Il Gazebo, la Baracchina Rossa, lo stesso Mercato e perfino Barriera Margherita all’epoca dello storico trenino che collegava Livorno a Pisa, sono visibili da una vetrata che è possibile ammirare ogni giorno in uno dei luoghi che più rappresentano la città.
“Le opere che realizzo possono essere di due tipologie: attuali o legate a periodi d’oro di un determinato monumento”, racconta Cipriani, livornese doc, geometra di professione e artista di modellismo nel tempo libero.
“Una volta ho avuto il piacere di visualizzare un filmato in cui una signora spiegava ad una bambina che quelle stesse raffigurazioni rappresentano le realtà che ogni giorno vedono insieme passeggiando – prosegue visibilmente emozionato – Un’immensa soddisfazione”.

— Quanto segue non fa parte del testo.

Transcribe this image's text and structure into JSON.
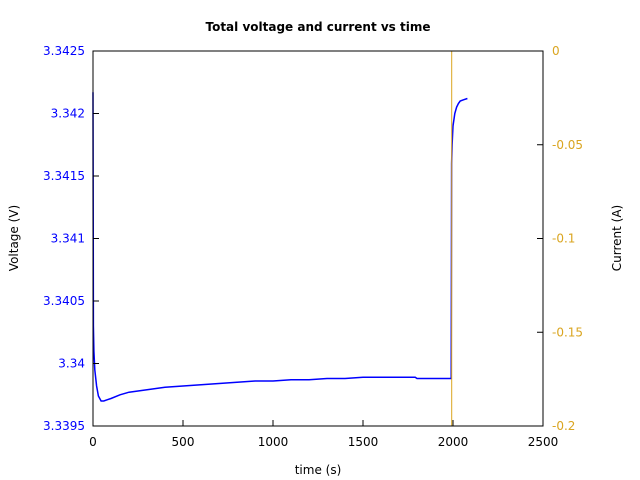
{
  "chart_data": {
    "type": "line",
    "title": "Total voltage and current vs time",
    "xlabel": "time (s)",
    "ylabel": "Voltage (V)",
    "y2label": "Current (A)",
    "xlim": [
      0,
      2500
    ],
    "ylim": [
      3.3395,
      3.3425
    ],
    "y2lim": [
      -0.2,
      0
    ],
    "x_ticks": [
      "0",
      "500",
      "1000",
      "1500",
      "2000",
      "2500"
    ],
    "y_ticks": [
      "3.3395",
      "3.34",
      "3.3405",
      "3.341",
      "3.3415",
      "3.342",
      "3.3425"
    ],
    "y2_ticks": [
      "-0.2",
      "-0.15",
      "-0.1",
      "-0.05",
      "0"
    ],
    "grid": false,
    "legend": null,
    "series": [
      {
        "name": "Voltage",
        "axis": "left",
        "color": "#0000ff",
        "x": [
          0,
          2,
          5,
          10,
          20,
          30,
          45,
          60,
          80,
          100,
          150,
          200,
          300,
          400,
          500,
          600,
          700,
          800,
          900,
          1000,
          1100,
          1200,
          1300,
          1400,
          1500,
          1600,
          1700,
          1790,
          1800,
          1900,
          1990,
          1992,
          1995,
          2000,
          2010,
          2020,
          2030,
          2040,
          2060,
          2080
        ],
        "y": [
          3.34217,
          3.3403,
          3.3401,
          3.33995,
          3.33982,
          3.33974,
          3.3397,
          3.3397,
          3.33971,
          3.33972,
          3.33975,
          3.33977,
          3.33979,
          3.33981,
          3.33982,
          3.33983,
          3.33984,
          3.33985,
          3.33986,
          3.33986,
          3.33987,
          3.33987,
          3.33988,
          3.33988,
          3.33989,
          3.33989,
          3.33989,
          3.33989,
          3.33988,
          3.33988,
          3.33988,
          3.3416,
          3.34175,
          3.3419,
          3.342,
          3.34205,
          3.34208,
          3.3421,
          3.34211,
          3.34212
        ]
      },
      {
        "name": "Current",
        "axis": "right",
        "color": "#daa520",
        "x": [
          1993,
          1993
        ],
        "y": [
          -0.2,
          0
        ]
      }
    ]
  },
  "colors": {
    "voltage": "#0000ff",
    "current": "#daa520",
    "axes": "#000000"
  }
}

Il modellismo degli edifici storici livornesi dell’artista labronico ha raggiunto ad oggi numerosi modellini già realizzati: oltre alle esposizioni presenti alle Vettovaglie troviamo la funicolare di Montenero, i Quattro Mori e la riproduzione della stanza del Museo della Città che esponeva le opere di Amedeo Modigliani durante la mostra, mentre sono attualmente in preparazione il Teatro Goldoni e i Silos dei Granari del porto.
“L’idea è quella di costruire un percorso in vari angoli in cui attraverso le miniature si possano ammirare le bellezze storiche di Livorno – ha commentato il sindaco Luca Salvetti – In questo modo le guide turistiche avrebbero la possibilità di soffermarsi più tempo all’interno della struttura e spingere i turisti a visitare dal vero i monumenti”.

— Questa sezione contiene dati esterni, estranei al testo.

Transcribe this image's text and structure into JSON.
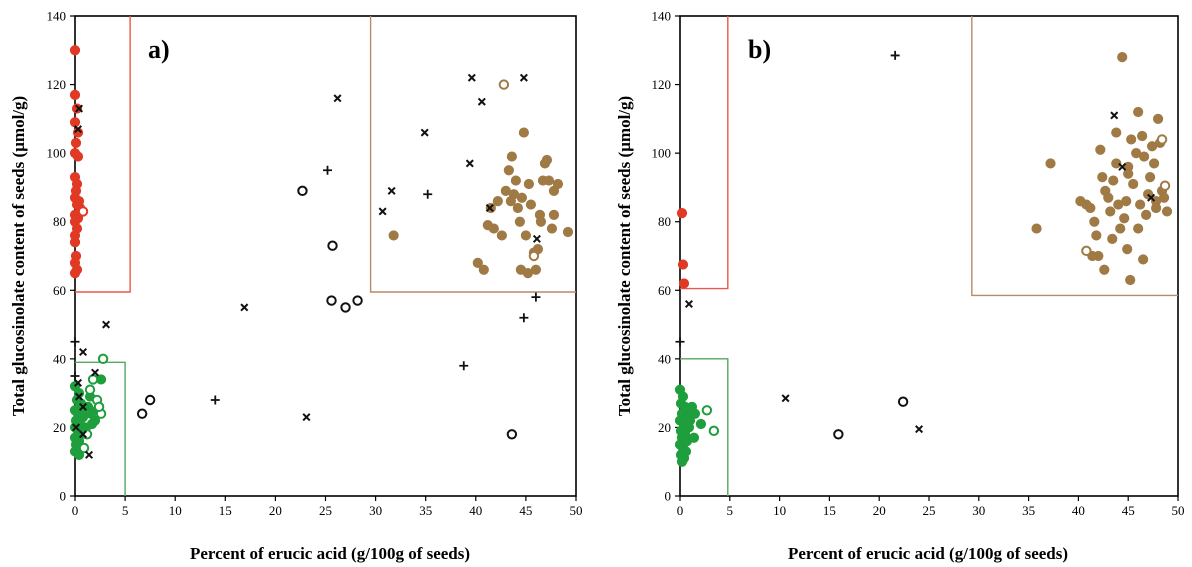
{
  "figure": {
    "colors": {
      "red": "#e03a24",
      "green": "#1e9e3c",
      "brown": "#a07a45",
      "black": "#111111",
      "frame": "#000000",
      "red_box": "#e8584a",
      "brown_box": "#b98a66",
      "green_box": "#55a860"
    }
  },
  "chart_data": [
    {
      "type": "scatter",
      "panel_label": "a)",
      "xlabel": "Percent of erucic acid (g/100g of seeds)",
      "ylabel": "Total glucosinolate content of seeds (µmol/g)",
      "xlim": [
        0,
        50
      ],
      "ylim": [
        0,
        140
      ],
      "x_ticks": [
        "0",
        "5",
        "10",
        "15",
        "20",
        "25",
        "30",
        "35",
        "40",
        "45",
        "50"
      ],
      "y_ticks": [
        "0",
        "20",
        "40",
        "60",
        "80",
        "100",
        "120",
        "140"
      ],
      "grid": false,
      "legend": "none",
      "boxes": [
        {
          "color": "red",
          "x0": 0,
          "x1": 5.5,
          "y0": 59.5,
          "y1": 140
        },
        {
          "color": "brown",
          "x0": 29.5,
          "x1": 50,
          "y0": 59.5,
          "y1": 140
        },
        {
          "color": "green",
          "x0": 0,
          "x1": 5,
          "y0": 39,
          "y1": 0
        }
      ],
      "series": [
        {
          "marker": "filled-circle",
          "color": "red",
          "points": [
            [
              0,
              130
            ],
            [
              0,
              117
            ],
            [
              0.2,
              113
            ],
            [
              0,
              109
            ],
            [
              0.3,
              106
            ],
            [
              0.1,
              103
            ],
            [
              0,
              100
            ],
            [
              0.3,
              99
            ],
            [
              0,
              93
            ],
            [
              0.2,
              91
            ],
            [
              0.1,
              89
            ],
            [
              0,
              87
            ],
            [
              0.4,
              86
            ],
            [
              0.2,
              85
            ],
            [
              0.5,
              84
            ],
            [
              0,
              82
            ],
            [
              0.3,
              81
            ],
            [
              0,
              80
            ],
            [
              0.2,
              78
            ],
            [
              0,
              76
            ],
            [
              0,
              74
            ],
            [
              0.1,
              70
            ],
            [
              0,
              68
            ],
            [
              0.2,
              66
            ],
            [
              0,
              65
            ]
          ]
        },
        {
          "marker": "open-circle",
          "color": "red",
          "points": [
            [
              0.8,
              83
            ]
          ]
        },
        {
          "marker": "filled-circle",
          "color": "green",
          "points": [
            [
              0,
              32
            ],
            [
              0.4,
              30
            ],
            [
              0.2,
              28
            ],
            [
              0.6,
              27
            ],
            [
              0,
              25
            ],
            [
              0.3,
              24
            ],
            [
              0.8,
              23
            ],
            [
              0.1,
              22
            ],
            [
              0.5,
              21
            ],
            [
              0,
              20
            ],
            [
              0.3,
              19
            ],
            [
              0.6,
              18
            ],
            [
              0,
              17
            ],
            [
              0.4,
              16
            ],
            [
              0.1,
              15
            ],
            [
              0.7,
              14
            ],
            [
              0,
              13
            ],
            [
              0.4,
              12
            ],
            [
              1.3,
              26
            ],
            [
              1.6,
              24
            ],
            [
              2.0,
              22
            ],
            [
              2.4,
              26
            ],
            [
              2.6,
              34
            ],
            [
              1.1,
              20
            ],
            [
              0.9,
              25
            ],
            [
              1.5,
              29
            ],
            [
              2.2,
              25
            ],
            [
              1.7,
              21
            ]
          ]
        },
        {
          "marker": "open-circle",
          "color": "green",
          "points": [
            [
              2.8,
              40
            ],
            [
              1.5,
              31
            ],
            [
              2.2,
              28
            ],
            [
              2.6,
              24
            ],
            [
              2.4,
              26
            ],
            [
              1.2,
              18
            ],
            [
              0.9,
              14
            ],
            [
              1.8,
              34
            ]
          ]
        },
        {
          "marker": "filled-circle",
          "color": "brown",
          "points": [
            [
              31.8,
              76
            ],
            [
              40.2,
              68
            ],
            [
              40.8,
              66
            ],
            [
              41.2,
              79
            ],
            [
              41.5,
              84
            ],
            [
              41.8,
              78
            ],
            [
              42.2,
              86
            ],
            [
              42.6,
              76
            ],
            [
              43.0,
              89
            ],
            [
              43.3,
              95
            ],
            [
              43.6,
              99
            ],
            [
              43.8,
              88
            ],
            [
              44.0,
              92
            ],
            [
              44.2,
              84
            ],
            [
              44.4,
              80
            ],
            [
              44.6,
              87
            ],
            [
              44.8,
              106
            ],
            [
              45.0,
              76
            ],
            [
              45.3,
              91
            ],
            [
              45.5,
              85
            ],
            [
              45.8,
              71
            ],
            [
              46.0,
              66
            ],
            [
              46.2,
              72
            ],
            [
              46.5,
              80
            ],
            [
              46.7,
              92
            ],
            [
              46.9,
              97
            ],
            [
              47.1,
              98
            ],
            [
              47.3,
              92
            ],
            [
              47.6,
              78
            ],
            [
              47.8,
              82
            ],
            [
              48.2,
              91
            ],
            [
              49.2,
              77
            ],
            [
              45.2,
              65
            ],
            [
              44.5,
              66
            ],
            [
              46.4,
              82
            ],
            [
              47.8,
              89
            ],
            [
              43.5,
              86
            ]
          ]
        },
        {
          "marker": "open-circle",
          "color": "brown",
          "points": [
            [
              42.8,
              120
            ],
            [
              45.8,
              70
            ]
          ]
        },
        {
          "marker": "open-circle",
          "color": "black",
          "points": [
            [
              7.5,
              28
            ],
            [
              6.7,
              24
            ],
            [
              22.7,
              89
            ],
            [
              25.7,
              73
            ],
            [
              25.6,
              57
            ],
            [
              27.0,
              55
            ],
            [
              28.2,
              57
            ],
            [
              43.6,
              18
            ]
          ]
        },
        {
          "marker": "x",
          "color": "black",
          "points": [
            [
              0.4,
              113
            ],
            [
              0.3,
              107
            ],
            [
              3.1,
              50
            ],
            [
              0.8,
              42
            ],
            [
              0.3,
              33
            ],
            [
              2,
              36
            ],
            [
              0.4,
              29
            ],
            [
              0.8,
              26
            ],
            [
              0.8,
              18
            ],
            [
              1.4,
              12
            ],
            [
              0.1,
              20
            ],
            [
              16.9,
              55
            ],
            [
              23.1,
              23
            ],
            [
              26.2,
              116
            ],
            [
              30.7,
              83
            ],
            [
              31.6,
              89
            ],
            [
              34.9,
              106
            ],
            [
              39.4,
              97
            ],
            [
              39.6,
              122
            ],
            [
              40.6,
              115
            ],
            [
              44.8,
              122
            ],
            [
              41.4,
              84
            ],
            [
              46.1,
              75
            ]
          ]
        },
        {
          "marker": "plus",
          "color": "black",
          "points": [
            [
              25.2,
              95
            ],
            [
              35.2,
              88
            ],
            [
              46,
              58
            ],
            [
              44.8,
              52
            ],
            [
              38.8,
              38
            ],
            [
              14,
              28
            ],
            [
              0,
              45
            ],
            [
              0,
              35
            ]
          ]
        }
      ]
    },
    {
      "type": "scatter",
      "panel_label": "b)",
      "xlabel": "Percent of erucic acid (g/100g of seeds)",
      "ylabel": "Total glucosinolate content of seeds (µmol/g)",
      "xlim": [
        0,
        50
      ],
      "ylim": [
        0,
        140
      ],
      "x_ticks": [
        "0",
        "5",
        "10",
        "15",
        "20",
        "25",
        "30",
        "35",
        "40",
        "45",
        "50"
      ],
      "y_ticks": [
        "0",
        "20",
        "40",
        "60",
        "80",
        "100",
        "120",
        "140"
      ],
      "grid": false,
      "legend": "none",
      "boxes": [
        {
          "color": "red",
          "x0": 0,
          "x1": 4.8,
          "y0": 60.5,
          "y1": 140
        },
        {
          "color": "brown",
          "x0": 29.3,
          "x1": 50,
          "y0": 58.5,
          "y1": 140
        },
        {
          "color": "green",
          "x0": 0,
          "x1": 4.8,
          "y0": 40,
          "y1": 0
        }
      ],
      "series": [
        {
          "marker": "filled-circle",
          "color": "red",
          "points": [
            [
              0.2,
              82.5
            ],
            [
              0.3,
              67.5
            ],
            [
              0.4,
              62
            ]
          ]
        },
        {
          "marker": "filled-circle",
          "color": "green",
          "points": [
            [
              0,
              31
            ],
            [
              0.3,
              29
            ],
            [
              0.1,
              27
            ],
            [
              0.5,
              26
            ],
            [
              0.8,
              25
            ],
            [
              0.2,
              24
            ],
            [
              0.6,
              23
            ],
            [
              0,
              22
            ],
            [
              0.4,
              21
            ],
            [
              0.9,
              20
            ],
            [
              0.1,
              19
            ],
            [
              0.5,
              18
            ],
            [
              0.2,
              17
            ],
            [
              0.7,
              16
            ],
            [
              0,
              15
            ],
            [
              0.3,
              14
            ],
            [
              0.6,
              13
            ],
            [
              0.1,
              12
            ],
            [
              0.4,
              11
            ],
            [
              0.2,
              10
            ],
            [
              1.2,
              26
            ],
            [
              1.5,
              24
            ],
            [
              2.1,
              21
            ],
            [
              1.0,
              22
            ],
            [
              1.4,
              17
            ]
          ]
        },
        {
          "marker": "open-circle",
          "color": "green",
          "points": [
            [
              2.7,
              25
            ],
            [
              3.4,
              19
            ]
          ]
        },
        {
          "marker": "filled-circle",
          "color": "brown",
          "points": [
            [
              37.2,
              97
            ],
            [
              35.8,
              78
            ],
            [
              40.2,
              86
            ],
            [
              40.8,
              85
            ],
            [
              41.2,
              84
            ],
            [
              41.6,
              80
            ],
            [
              41.8,
              76
            ],
            [
              42.0,
              70
            ],
            [
              42.2,
              101
            ],
            [
              42.4,
              93
            ],
            [
              42.7,
              89
            ],
            [
              43.0,
              87
            ],
            [
              43.2,
              83
            ],
            [
              43.5,
              92
            ],
            [
              43.8,
              97
            ],
            [
              44.0,
              85
            ],
            [
              44.2,
              78
            ],
            [
              44.4,
              128
            ],
            [
              44.6,
              81
            ],
            [
              44.8,
              86
            ],
            [
              45.0,
              94
            ],
            [
              45.3,
              104
            ],
            [
              45.5,
              91
            ],
            [
              45.8,
              100
            ],
            [
              46.0,
              112
            ],
            [
              46.2,
              85
            ],
            [
              46.4,
              105
            ],
            [
              46.6,
              99
            ],
            [
              46.8,
              82
            ],
            [
              47.0,
              88
            ],
            [
              47.2,
              93
            ],
            [
              47.4,
              102
            ],
            [
              47.6,
              97
            ],
            [
              47.8,
              84
            ],
            [
              48.0,
              110
            ],
            [
              48.2,
              103
            ],
            [
              48.4,
              89
            ],
            [
              48.6,
              87
            ],
            [
              48.9,
              83
            ],
            [
              45.2,
              63
            ],
            [
              46.5,
              69
            ],
            [
              43.4,
              75
            ],
            [
              44.9,
              72
            ],
            [
              42.6,
              66
            ],
            [
              41.4,
              70
            ],
            [
              43.8,
              106
            ],
            [
              45.0,
              96
            ],
            [
              46.0,
              78
            ],
            [
              47.8,
              86
            ]
          ]
        },
        {
          "marker": "open-circle",
          "color": "brown",
          "points": [
            [
              40.8,
              71.5
            ],
            [
              48.4,
              104
            ],
            [
              48.7,
              90.5
            ]
          ]
        },
        {
          "marker": "open-circle",
          "color": "black",
          "points": [
            [
              15.9,
              18
            ],
            [
              22.4,
              27.5
            ]
          ]
        },
        {
          "marker": "x",
          "color": "black",
          "points": [
            [
              0.9,
              56
            ],
            [
              10.6,
              28.5
            ],
            [
              24,
              19.5
            ],
            [
              43.6,
              111
            ],
            [
              44.4,
              96
            ],
            [
              47.3,
              87
            ]
          ]
        },
        {
          "marker": "plus",
          "color": "black",
          "points": [
            [
              21.6,
              128.5
            ],
            [
              0,
              45
            ]
          ]
        }
      ]
    }
  ]
}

Il nuovo progetto del geometra labronico, in collaborazione con il socio Stefano Ceccarini, prevede la realizzazione di un plastico che rappresenti piazza Grande durante i primi anni del Novecento.
“L’organizzazione di questo progetto è partita nel 2019 quando abbiamo deciso di assegnare in maniera permanente lo spazio a questo progetto  – ha affermato Luigi Sena, presidente del Consorzio Mercato Centrale – In questo modo i luoghi di questa splendida struttura vengono costantemente rievocati anche in relazione all’epoca del suo splendore agli inizi del Novecento”.
La rappresentazione di piazza Grande sarà affiancata da un pannello dinamico illustrativo che ne mostrerà l’evoluzione nel corso degli anni.